Open aieri opened 7 months ago
FTR. since #102 the node-exporter metrics set the instance label to the FQDN of the host
@aieri does #102 solve the issue for you or shall we still add the feature you're asking for? :)
@lucabello #102 helps, but isn't directly related to my request, because it only affects node-exporter metrics. My proposal is about injecting a hostname label to metrics coming from principals related to grafana-agent via the cos-agent relation.
Here's a concrete example. hardware-observer bundles smartctl_exporter. We don't control the upstream project so we don't have direct influence on the metrics it produces. One of the metrics from this exporter may look like the following once it lands into COS:
smartctl_devices{instance="localhost:10201", job="hardware-observer_2_default", juju_application="hardware-observer", juju_model="cou", juju_model_uuid="77ca69e6-dcda-4c31-8dc0-adb4ad632233", juju_unit="hardware-observer/0"} = 3
But which host is this metric about? Yeah, it's from hardware-observer/0
, but that's useless to me if I'm getting an alert about a broken drive.
Additionally, being able to rely on hostnames would allow me to create overview dashboards that correlate entries from multiple exporters.

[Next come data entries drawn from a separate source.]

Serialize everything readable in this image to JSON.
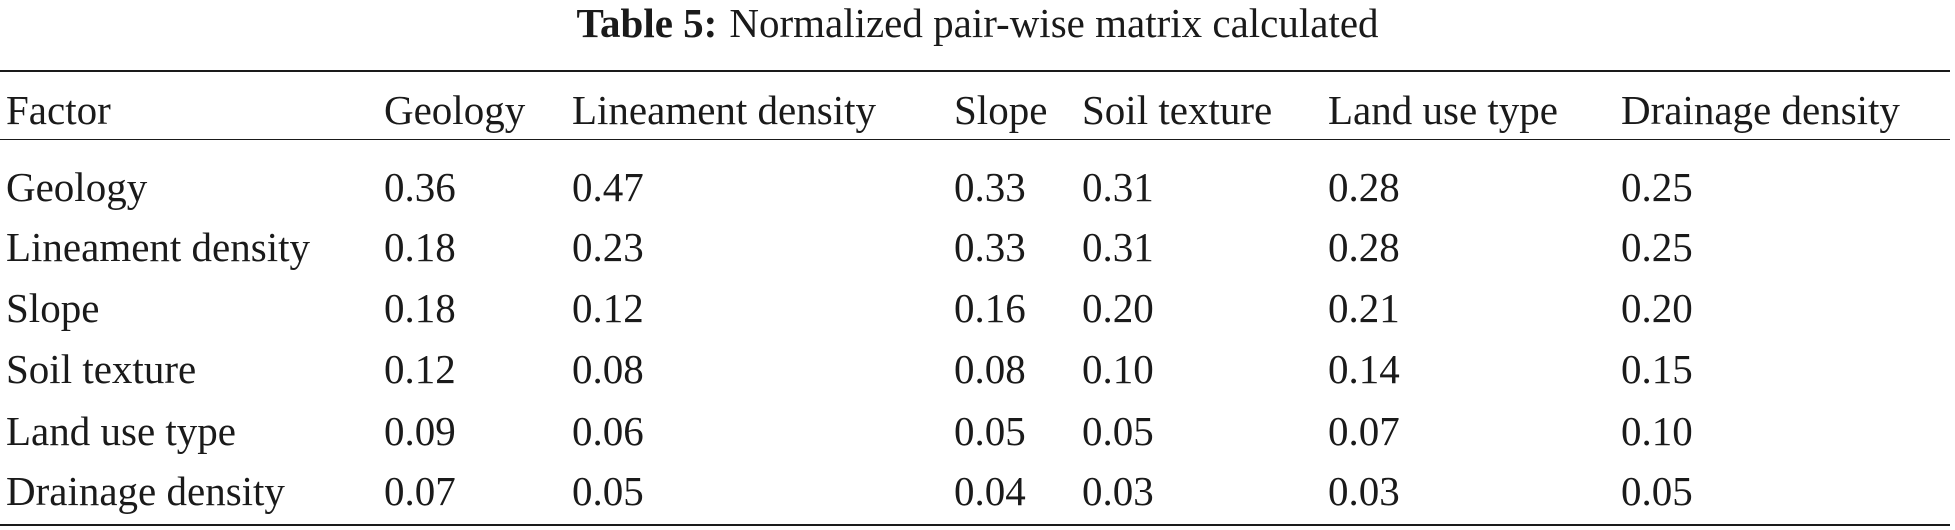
{
  "title": {
    "label": "Table 5:",
    "text": "Normalized pair-wise matrix calculated"
  },
  "table": {
    "header": [
      "Factor",
      "Geology",
      "Lineament density",
      "Slope",
      "Soil texture",
      "Land use type",
      "Drainage density"
    ],
    "rows": [
      [
        "Geology",
        "0.36",
        "0.47",
        "0.33",
        "0.31",
        "0.28",
        "0.25"
      ],
      [
        "Lineament density",
        "0.18",
        "0.23",
        "0.33",
        "0.31",
        "0.28",
        "0.25"
      ],
      [
        "Slope",
        "0.18",
        "0.12",
        "0.16",
        "0.20",
        "0.21",
        "0.20"
      ],
      [
        "Soil texture",
        "0.12",
        "0.08",
        "0.08",
        "0.10",
        "0.14",
        "0.15"
      ],
      [
        "Land use type",
        "0.09",
        "0.06",
        "0.05",
        "0.05",
        "0.07",
        "0.10"
      ],
      [
        "Drainage density",
        "0.07",
        "0.05",
        "0.04",
        "0.03",
        "0.03",
        "0.05"
      ]
    ]
  }
}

[for the record, a long time ago we had conversations about the legacy prometheus charm injecting fqdns via reverse dns (or something along those lines) and COS not supporting it (which I agree is the right choice). While hostnames (especially cat /etc/hostname
) are not universally unique, for all intents and purposes they often are within a deployment, so having grafana-agent inject them as a label could be a decent low tech workaround, I think]
Enhancement Proposal
Operators of Juju environments have several ways to refer to charm "targets" (i.e. Ubuntu machines, LXDs, VMs, and containers): machine IDs, hostnames, and unit names (principals and subordinates). Depending on the use case, one signifier may be preferable to another when identifying a metric source.

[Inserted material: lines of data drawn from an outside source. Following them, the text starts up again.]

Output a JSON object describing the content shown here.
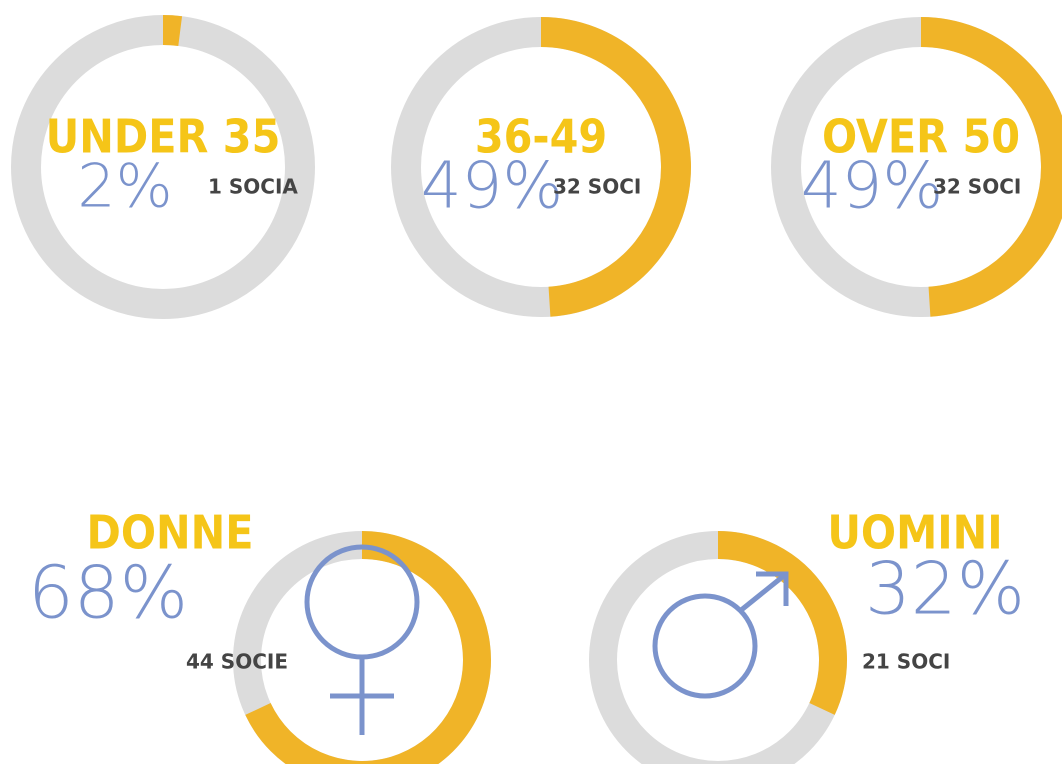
{
  "chart_data": [
    {
      "type": "donut",
      "title": "UNDER 35",
      "values": [
        2
      ],
      "value_labels": [
        "2%"
      ],
      "subtitle": "1 SOCIA",
      "color": "#f0b428"
    },
    {
      "type": "donut",
      "title": "36-49",
      "values": [
        49
      ],
      "value_labels": [
        "49%"
      ],
      "subtitle": "32 SOCI",
      "color": "#f0b428"
    },
    {
      "type": "donut",
      "title": "OVER 50",
      "values": [
        49
      ],
      "value_labels": [
        "49%"
      ],
      "subtitle": "32 SOCI",
      "color": "#f0b428"
    },
    {
      "type": "donut",
      "title": "DONNE",
      "values": [
        68
      ],
      "value_labels": [
        "68%"
      ],
      "subtitle": "44 SOCIE",
      "color": "#f0b428"
    },
    {
      "type": "donut",
      "title": "UOMINI",
      "values": [
        32
      ],
      "value_labels": [
        "32%"
      ],
      "subtitle": "21 SOCI",
      "color": "#f0b428"
    }
  ]
}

When monitoring OpenStack hypervisors, we have at our disposal metrics generated on the hypervisor itself by the libvirt exporter (bundled in either https://charmhub.io/prometheus-libvirt-exporter or https://charmhub.io/openstack-hypervisor), and metrics provided by the OpenStack API about the hypervisors (these come from either https://charmhub.io/openstack-exporter or https://charmhub.io/openstack-exporter-k8s). Since both types of metrics ultimately represent aspects of the same entity, it is useful to display them in the same dashboard; unfortunately we are however unable to correlate them since the former set declares its source to be a juju unit, while the latter one identifies the source via a hostname - obviously the OpenStack API has no knowledge of Juju and charms.

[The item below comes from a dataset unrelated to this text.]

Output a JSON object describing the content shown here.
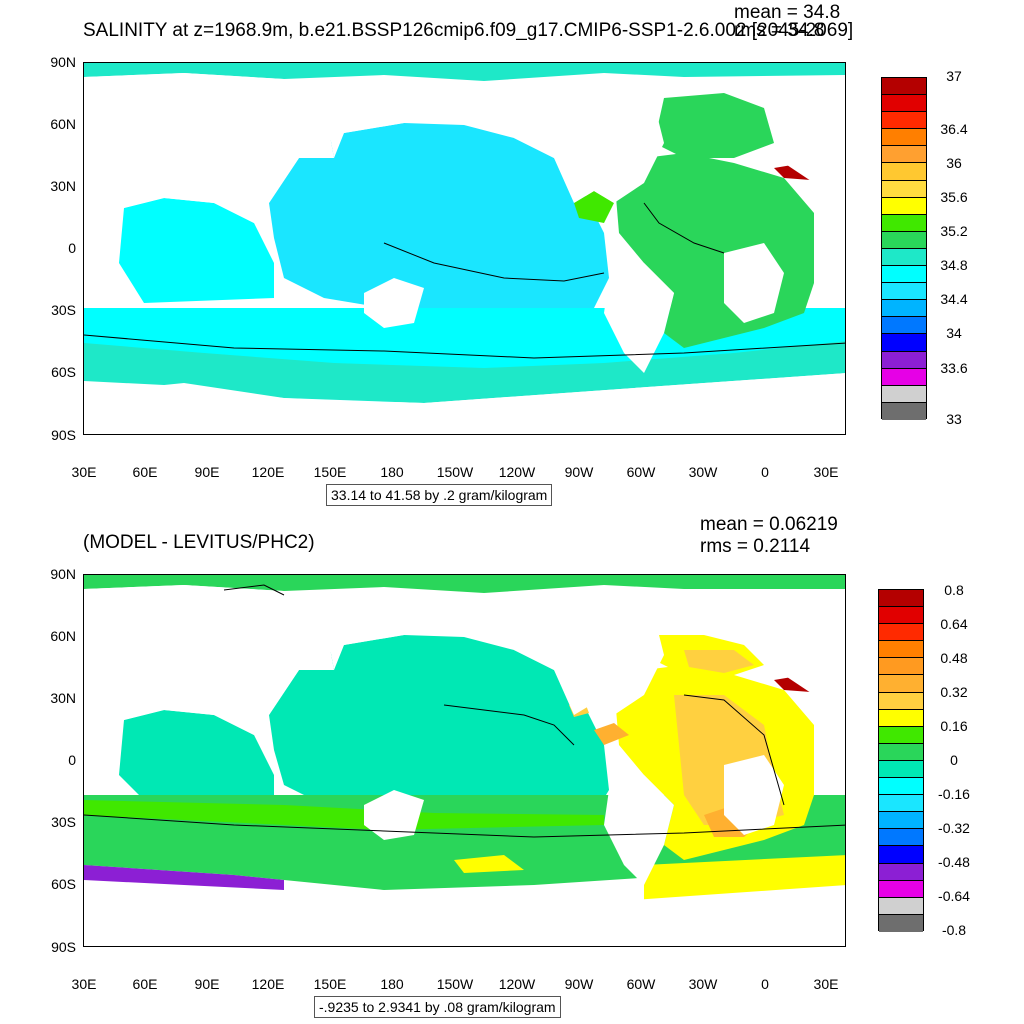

Additionally, metrics displayed by COS may be consumed by users of the infrastructure who - like the OpenStack API - are oblivious to Juju unit names.
As a way to solve the correlation problem mentioned above, as well as to provide a meaningful filtering identifier to individuals who aren't Juju operators, it would be very useful if the grafana-agent machine charm injected the content of
/etc/hostname
in a hostname label for any metric generated by charms related to it.